Tutto ciò che c’è da sapere sulla diagnosi e sulla cura del feocromocitoma

Endocrinologia • 15 marzo 2017 • Commenti:

Il feocromocitoma è un tumore raro che colpisce nella maggior parte dei casi le ghiandole surrenali.
I suoi sintomi sono variabili e aspecifici, perciò la diagnosi di feocromocitoma è spesso difficoltosa. Cerchiamo di capire insieme cos’è questa malattia, come è possibile diagnosticarla e di conseguenza curarla.

Cos’è il feocromocitoma?

Il feocromocitoma è una patologia tumorale piuttosto rara, che si stima colpisca due persone su un milione. Il tumore colpisce un tipo particolare di cellule, dette cromaffini, che si trova principalmente nella midollare dei surreni, due ghiandole poste sopra i reni e responsabili della produzione degli ormoni surrenalici (le catecolamine, adrenalina e noradrenalina).

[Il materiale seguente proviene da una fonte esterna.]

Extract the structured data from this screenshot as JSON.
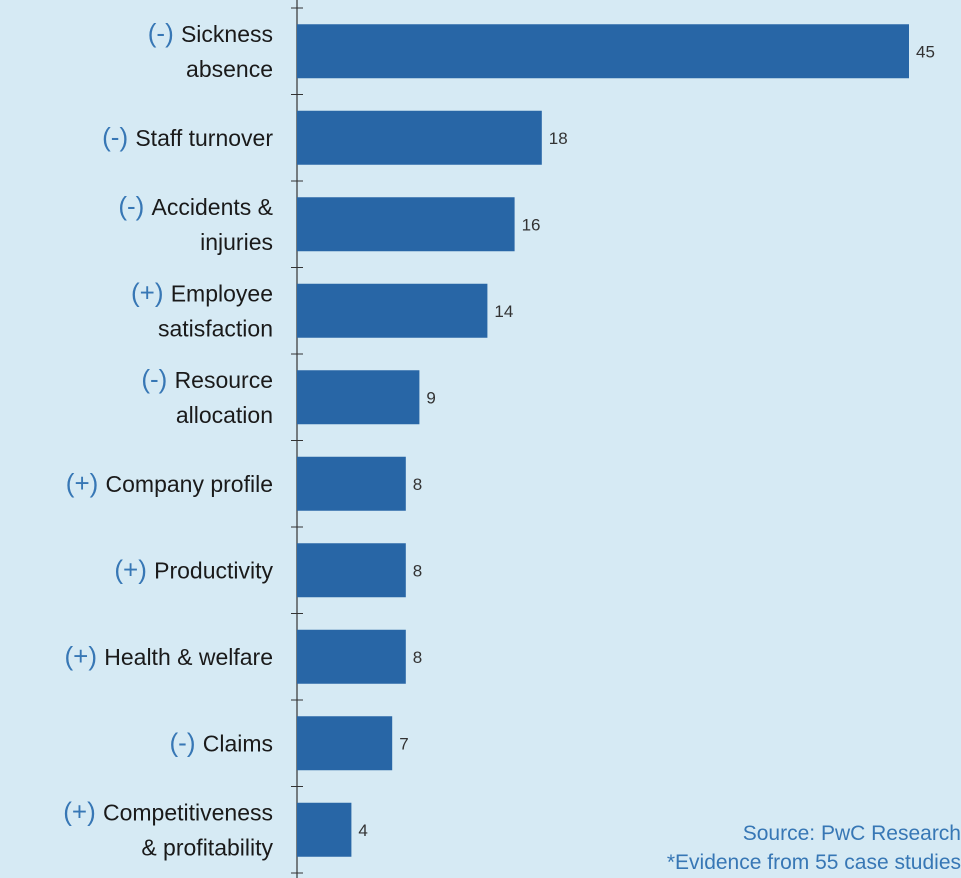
{
  "chart_data": {
    "type": "bar",
    "orientation": "horizontal",
    "categories": [
      {
        "sign": "(-)",
        "label": [
          "Sickness",
          "absence"
        ]
      },
      {
        "sign": "(-)",
        "label": [
          "Staff turnover"
        ]
      },
      {
        "sign": "(-)",
        "label": [
          "Accidents &",
          "injuries"
        ]
      },
      {
        "sign": "(+)",
        "label": [
          "Employee",
          "satisfaction"
        ]
      },
      {
        "sign": "(-)",
        "label": [
          "Resource",
          "allocation"
        ]
      },
      {
        "sign": "(+)",
        "label": [
          "Company profile"
        ]
      },
      {
        "sign": "(+)",
        "label": [
          "Productivity"
        ]
      },
      {
        "sign": "(+)",
        "label": [
          "Health & welfare"
        ]
      },
      {
        "sign": "(-)",
        "label": [
          "Claims"
        ]
      },
      {
        "sign": "(+)",
        "label": [
          "Competitiveness",
          "& profitability"
        ]
      }
    ],
    "values": [
      45,
      18,
      16,
      14,
      9,
      8,
      8,
      8,
      7,
      4
    ],
    "xlim": [
      0,
      45
    ],
    "colors": {
      "bar": "#2866a6",
      "sign": "#3777b5",
      "label": "#1a1a1a",
      "axis": "#333333",
      "background": "#d6eaf4"
    }
  },
  "footer": {
    "source": "Source:  PwC Research",
    "note": "*Evidence from 55 case studies"
  }
}
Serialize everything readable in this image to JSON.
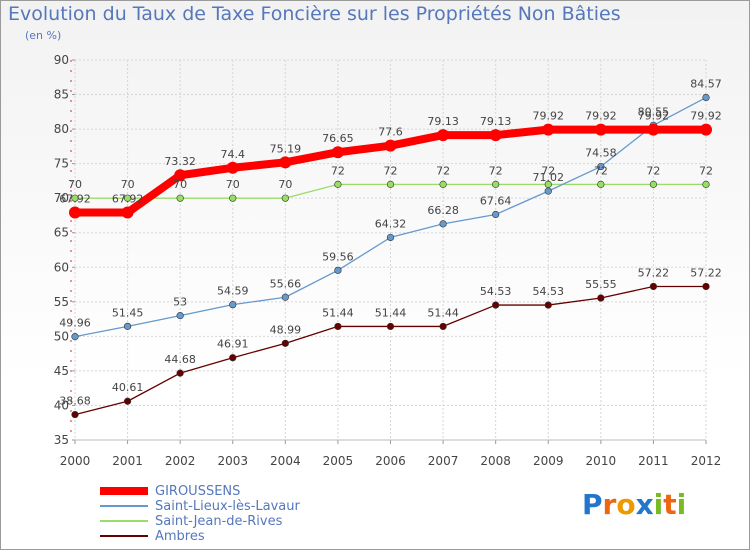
{
  "chart_data": {
    "type": "line",
    "title": "Evolution du Taux de Taxe Foncière sur les Propriétés Non Bâties",
    "subtitle": "(en %)",
    "x": [
      "2000",
      "2001",
      "2002",
      "2003",
      "2004",
      "2005",
      "2006",
      "2007",
      "2008",
      "2009",
      "2010",
      "2011",
      "2012"
    ],
    "ylim": [
      35,
      90
    ],
    "yticks": [
      "35",
      "40",
      "45",
      "50",
      "55",
      "60",
      "65",
      "70",
      "75",
      "80",
      "85",
      "90"
    ],
    "grid": true,
    "legend_position": "bottom-left",
    "series": [
      {
        "name": "GIROUSSENS",
        "color": "#ff0000",
        "values": [
          67.92,
          67.92,
          73.32,
          74.4,
          75.19,
          76.65,
          77.6,
          79.13,
          79.13,
          79.92,
          79.92,
          79.92,
          79.92
        ],
        "labels": [
          "67.92",
          "67.92",
          "73.32",
          "74.4",
          "75.19",
          "76.65",
          "77.6",
          "79.13",
          "79.13",
          "79.92",
          "79.92",
          "79.92",
          "79.92"
        ]
      },
      {
        "name": "Saint-Lieux-lès-Lavaur",
        "color": "#6699cc",
        "values": [
          49.96,
          51.45,
          53,
          54.59,
          55.66,
          59.56,
          64.32,
          66.28,
          67.64,
          71.02,
          74.58,
          80.55,
          84.57
        ],
        "labels": [
          "49.96",
          "51.45",
          "53",
          "54.59",
          "55.66",
          "59.56",
          "64.32",
          "66.28",
          "67.64",
          "71.02",
          "74.58",
          "80.55",
          "84.57"
        ]
      },
      {
        "name": "Saint-Jean-de-Rives",
        "color": "#99dd66",
        "values": [
          70,
          70,
          70,
          70,
          70,
          72,
          72,
          72,
          72,
          72,
          72,
          72,
          72
        ],
        "labels": [
          "70",
          "70",
          "70",
          "70",
          "70",
          "72",
          "72",
          "72",
          "72",
          "72",
          "72",
          "72",
          "72"
        ]
      },
      {
        "name": "Ambres",
        "color": "#660000",
        "values": [
          38.68,
          40.61,
          44.68,
          46.91,
          48.99,
          51.44,
          51.44,
          51.44,
          54.53,
          54.53,
          55.55,
          57.22,
          57.22
        ],
        "labels": [
          "38.68",
          "40.61",
          "44.68",
          "46.91",
          "48.99",
          "51.44",
          "51.44",
          "51.44",
          "54.53",
          "54.53",
          "55.55",
          "57.22",
          "57.22"
        ]
      }
    ]
  },
  "logo": {
    "letters": [
      "P",
      "r",
      "o",
      "x",
      "i",
      "t",
      "i"
    ],
    "colors": [
      "#2277cc",
      "#ee6611",
      "#ee9900",
      "#2277cc",
      "#77bb22",
      "#ee6611",
      "#77bb22"
    ]
  }
}
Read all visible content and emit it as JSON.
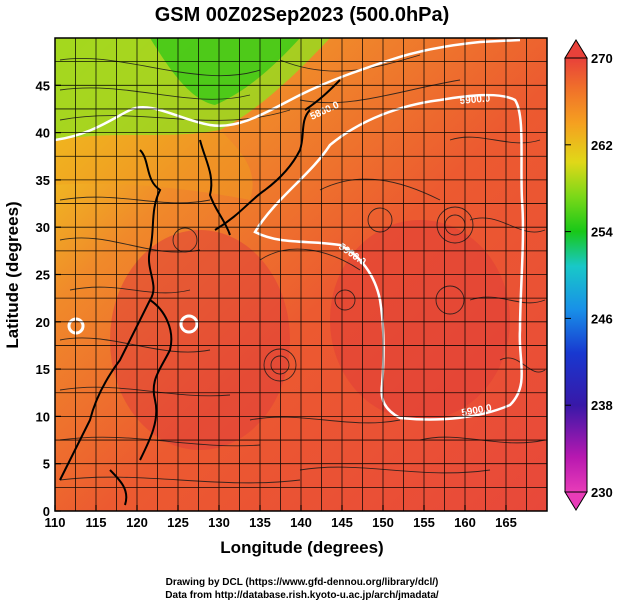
{
  "title": "GSM 00Z02Sep2023 (500.0hPa)",
  "xlabel": "Longitude (degrees)",
  "ylabel": "Latitude  (degrees)",
  "x_ticks": [
    "110",
    "115",
    "120",
    "125",
    "130",
    "135",
    "140",
    "145",
    "150",
    "155",
    "160",
    "165"
  ],
  "y_ticks": [
    "0",
    "5",
    "10",
    "15",
    "20",
    "25",
    "30",
    "35",
    "40",
    "45"
  ],
  "colorbar": {
    "ticks": [
      "270",
      "262",
      "254",
      "246",
      "238",
      "230"
    ],
    "colors": [
      "#e8413a",
      "#f0702a",
      "#f5a020",
      "#d8d818",
      "#7ad818",
      "#18c818",
      "#18c8a0",
      "#18b8e8",
      "#1878e8",
      "#1838c8",
      "#3818a8",
      "#8818b8",
      "#d818b0",
      "#e840b8"
    ]
  },
  "contour_labels": [
    "5800.0",
    "5900.0",
    "5900.0",
    "5900.0"
  ],
  "credits": [
    "Drawing by DCL (https://www.gfd-dennou.org/library/dcl/)",
    "Data from http://database.rish.kyoto-u.ac.jp/arch/jmadata/"
  ],
  "chart_data": {
    "type": "heatmap",
    "title": "GSM 00Z02Sep2023 (500.0hPa)",
    "xlabel": "Longitude (degrees)",
    "ylabel": "Latitude  (degrees)",
    "xlim": [
      110,
      170
    ],
    "ylim": [
      0,
      50
    ],
    "color_range": [
      230,
      270
    ],
    "contour_levels": [
      5800.0,
      5900.0
    ],
    "grid": true
  }
}
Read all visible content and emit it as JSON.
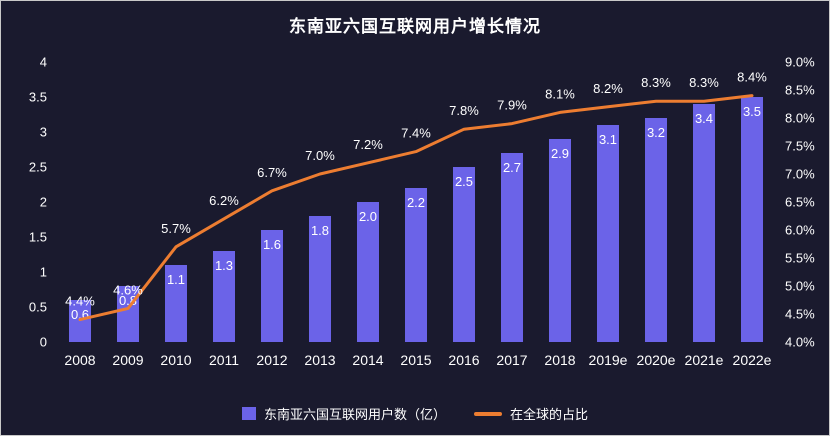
{
  "title": "东南亚六国互联网用户增长情况",
  "legend": {
    "bars": "东南亚六国互联网用户数（亿）",
    "line": "在全球的占比"
  },
  "colors": {
    "background": "#1A1A2E",
    "bar": "#6B63E8",
    "line": "#ED7D31",
    "text": "#FFFFFF"
  },
  "chart_data": {
    "type": "bar+line combo",
    "title": "东南亚六国互联网用户增长情况",
    "categories": [
      "2008",
      "2009",
      "2010",
      "2011",
      "2012",
      "2013",
      "2014",
      "2015",
      "2016",
      "2017",
      "2018",
      "2019e",
      "2020e",
      "2021e",
      "2022e"
    ],
    "series": [
      {
        "name": "东南亚六国互联网用户数（亿）",
        "type": "bar",
        "axis": "left",
        "values": [
          0.6,
          0.8,
          1.1,
          1.3,
          1.6,
          1.8,
          2.0,
          2.2,
          2.5,
          2.7,
          2.9,
          3.1,
          3.2,
          3.4,
          3.5
        ],
        "labels": [
          "0.6",
          "0.8",
          "1.1",
          "1.3",
          "1.6",
          "1.8",
          "2.0",
          "2.2",
          "2.5",
          "2.7",
          "2.9",
          "3.1",
          "3.2",
          "3.4",
          "3.5"
        ]
      },
      {
        "name": "在全球的占比",
        "type": "line",
        "axis": "right",
        "values": [
          4.4,
          4.6,
          5.7,
          6.2,
          6.7,
          7.0,
          7.2,
          7.4,
          7.8,
          7.9,
          8.1,
          8.2,
          8.3,
          8.3,
          8.4
        ],
        "labels": [
          "4.4%",
          "4.6%",
          "5.7%",
          "6.2%",
          "6.7%",
          "7.0%",
          "7.2%",
          "7.4%",
          "7.8%",
          "7.9%",
          "8.1%",
          "8.2%",
          "8.3%",
          "8.3%",
          "8.4%"
        ]
      }
    ],
    "left_axis": {
      "min": 0,
      "max": 4,
      "step": 0.5,
      "ticks": [
        "0",
        "0.5",
        "1",
        "1.5",
        "2",
        "2.5",
        "3",
        "3.5",
        "4"
      ]
    },
    "right_axis": {
      "min": 4,
      "max": 9,
      "step": 0.5,
      "ticks": [
        "4.0%",
        "4.5%",
        "5.0%",
        "5.5%",
        "6.0%",
        "6.5%",
        "7.0%",
        "7.5%",
        "8.0%",
        "8.5%",
        "9.0%"
      ]
    },
    "grid": false,
    "legend_position": "bottom"
  }
}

La presenza del tumore può scatenare un rilascio improvviso ed eccessivo di questi ormoni, che a sua volta provoca tipicamente una crisi ipertensiva, con sintomi quali palpitazioni, cefalea, eccessiva sudorazione, ansia.

Per fortuna, la grande maggioranza dei feocromocitomi è di natura benigna, cioè interessa solo le cellule e i tessuti della localizzazione originale, senza diffondersi nel resto dell’organismo.

Come per altri tumori neuroendocrini, non sono stati individuati specifici fattori di rischio del feocromocitoma, ma recenti studi hanno evidenziato che la predisposizione familiare riveste un ruolo più rilevante nell’insorgenza di questa patologia di quanto non fosse ritenuto in passato. Il fattore familiare è stato valutato significativo in una percentuale di casi che si aggira attorno al 25%.

La diagnosi del feocromocitoma

Per diagnosticare il feocromocitoma sono necessari analisi di laboratorio ed esami strumentali: i segni clinici possono solo dar luogo al sospetto di questa patologia, data la loro genericità.

Le secrezioni di catecolamine causate dal feocromocitoma sono tipicamente discontinue e variabili nel tempo: per questo motivo, i dati derivanti dagli esami di laboratorio devono spesso essere incrociati con la registrazione di crisi ipertensive riportate dal paziente, al fine di poter giungere all’effettiva diagnosi.

Gli esami di laboratorio possono includere analisi del sangue o delle urine volte al riscontro di alterazioni della presenza di catecolamine e dei loro metaboliti, cioè le metanefrine e l’acido vanilmandelico.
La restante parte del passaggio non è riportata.